Abrió el cajón en el que se suponía que encontraría el testamento. Ella sería su albacea; una vez más, Ivanne demostraba ser su protectora, y no su protegida, tal y como habían hecho creer al mundo externo. Al llevar la mano al mueble, comenzó a buscar con los dedos, apenas sin querer mirar; recorrieron la madera con impaciencia hasta encontrar un manuscrito concienzudamente enrollado y lacrado, como el trabajo del mejor de los heraldos. Pero también encontró una daga; sin duda, otro arma con historia. La franco-navarra lo desconocía, pero aquel filo había danzado sobre el cuello de una reina, señora muy cercana a él que se ganó la daga a pulso de aplastar a sus enemigos; casualmente, al marido de Leonor.
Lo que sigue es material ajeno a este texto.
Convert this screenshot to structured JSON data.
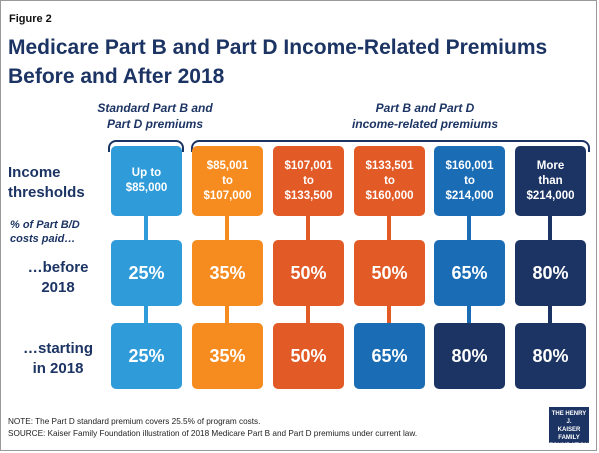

Todo parecía cobrar sentido ahora, pese a que Ivanne no lo entendiera; había tanto que desconocía de él...
No pudo más que tomar la daga entre sus manos, asombrada por el hecho de que el Rey guardara un arma en uno de sus muebles; ¿hasta tal punto sospechaba de sus contrarios?, sin duda era un hombre precavido, razón por la que, quizá, había vivido tantos años. Aunque bien podría haber sido porque el Rey lo tenía todo planeado; de él se sabía su desmesurada inteligencia para la estrategia y la previsión de los hechos.
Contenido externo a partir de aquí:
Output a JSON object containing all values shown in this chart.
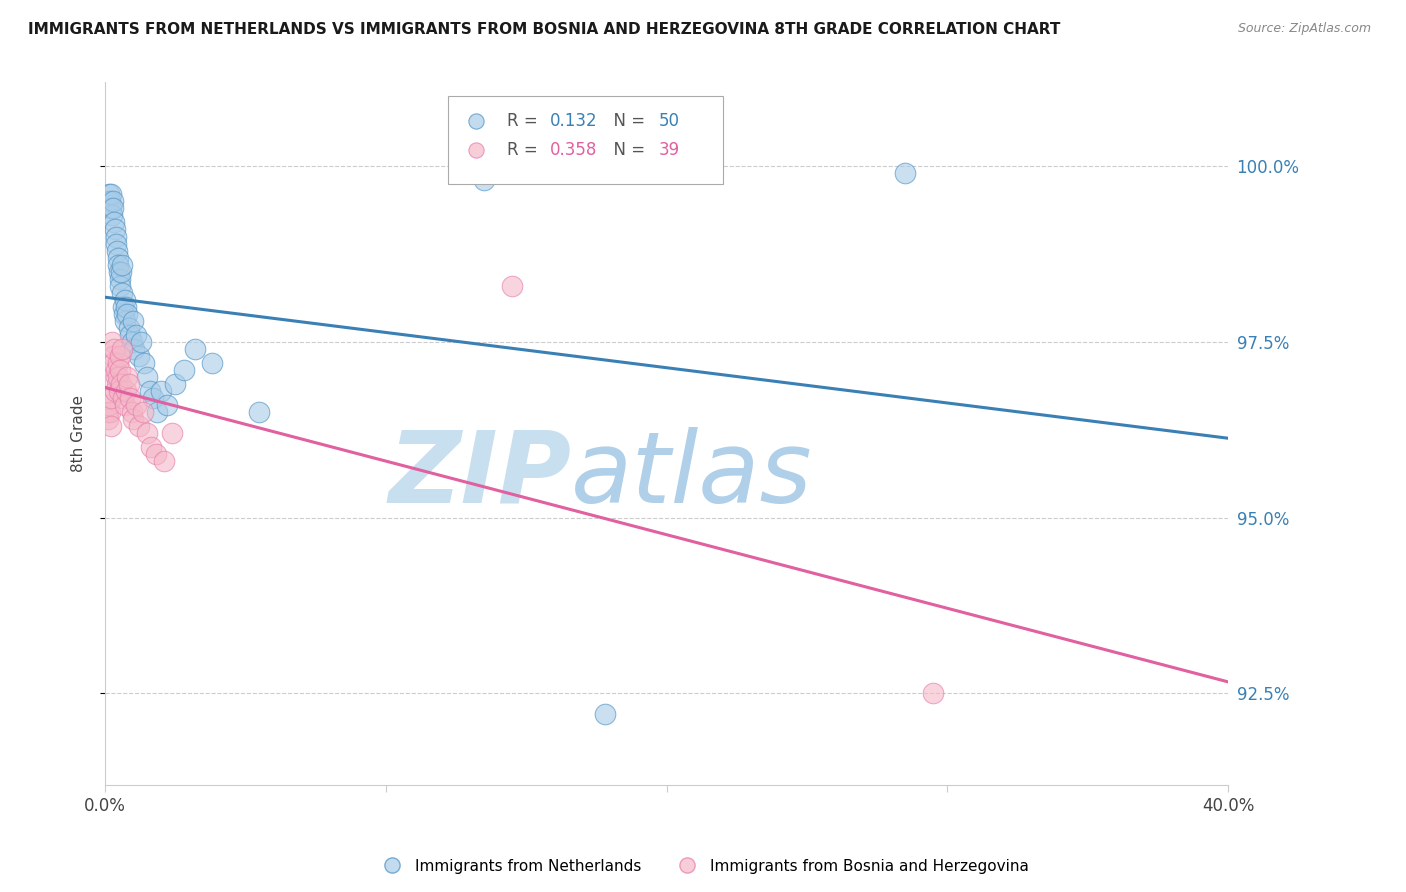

La sangre se le heló en el pecho, pero también en las manos, que sostenían inmóviles un puñal pobre en ornamentos pero muy rico en significado. Aún miró al Rey, pretendiendo no comprender ni una pizca de lo que se hablaba. Pero estaba claro, él no dejaba de insinuarlo, y de hecho era la razón por la que el testamento estaba allí guardado y no en otro lugar. Le miró suplicante; "por los Tres, no me lo pidas".